A review of the information on these functions generates the following questions and comments:

  1. Board of Education – they have trimmed their support staff by one in FY14 and reduced the level of Professional Services – nothing left to cut here.
  2. Superintendent’s Office – The Associate Superintendent has been shifted from his Division to here, however, no change in the Salaries. Not sure why this is the case.
  3. Strategy & Development – As I have noted before, the FY14 Budget increase is a surprise as the major strategic planning effort was completed last year. Over the last three years, staffing has increased from 10 to 15 and the total budget has increased by 40% over the same period.

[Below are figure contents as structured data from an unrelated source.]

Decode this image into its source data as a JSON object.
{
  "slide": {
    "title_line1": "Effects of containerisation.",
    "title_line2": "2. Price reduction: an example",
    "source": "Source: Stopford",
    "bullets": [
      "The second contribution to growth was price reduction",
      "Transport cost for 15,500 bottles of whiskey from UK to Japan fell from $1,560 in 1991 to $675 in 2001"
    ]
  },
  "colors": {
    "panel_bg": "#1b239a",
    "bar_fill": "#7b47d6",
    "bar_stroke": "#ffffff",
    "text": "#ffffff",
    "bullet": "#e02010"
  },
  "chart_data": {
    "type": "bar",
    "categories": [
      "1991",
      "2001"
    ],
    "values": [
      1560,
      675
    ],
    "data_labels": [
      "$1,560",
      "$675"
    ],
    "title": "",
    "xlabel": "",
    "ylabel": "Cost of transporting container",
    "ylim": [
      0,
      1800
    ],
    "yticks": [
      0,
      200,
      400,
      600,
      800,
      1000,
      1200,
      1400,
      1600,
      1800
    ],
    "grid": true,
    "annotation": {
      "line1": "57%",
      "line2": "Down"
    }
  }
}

Most of the additions are Project Managers with the likely responsibility of implementing the Strategy. But isn’t this a primary job for the Division Heads? The Strategy group should be cut back to at most $750k, with a savings of over $1 million.
  4. Associate Superintendent – There has been a small reduction in the FY14 budget as compared to FY13. But as I noted above, where is the Associate Superintendents salary reported? It does not appear here nor does it seem to appear in the Superintendent’s Department.
  5. Finance Division – This is the only team that has really taken an ax to the budget. Over the last three years, CFO Burbridge has done an excellent job of reorganizing the team to be more efficient and has reduced cost by over 26%. Well done!
  6. Unemployment Benefits – APS is self-insured and each year has to write a check for the amount determined by the State. With the lay-offs that have occurred during the last couple of years, this number is up.
  7. Legal – This is another budget that does not make sense to me. The major costs of dealing with the CRCT scandal should be behind them as the disciplinary actions are finished and it is now in the hands of the State Prosecutor. Given this, why is their budget up $975k over the last two years? Clearly there is room here for at least a $1 million reduction and, likely more.
  8. Human Resources – In the last couple of months, the Board approved the reorganization of this Division and the addition of 10-12 staff members. As the head or HR is new in the position, he deserves a chance to prove he can make substantial improvements. However, he must clearly demonstrate over the next year that the investment has been worthwhile. Let’s wait and see.
  9. Information Technology – This Division continues to post large year over year decreases in spending. How is this being achieved? The big decreases are in Professional Services, Other Purchases Services and Supplies. Clearly, the major projects requiring outside assistance are winding down. However, there is one anomaly here – Salaries are up 6% even though there is no increase in staffing. How can this be? As in other Divisions, simply reorganize and move people into higher paid job titles! As I have noted before, “shuffling the deck chairs” can work towards their advantage! My recommendation – take away the incentive to do this and mandate a 10% cut in total compensation and save $750k. Then leave it up the Division head to determine if he wants more staff at lower salaries or less staff at higher salaries.

In summary, some good changes have occurred, but there is still a long way to go. Strategy & Development should be cut $1 million, Legal should be cut by at least $1 million and IT by at least $750k, for a total savings of $2.8 million. These savings can then be redirected towards teachers and towards resolving the “class size” issue.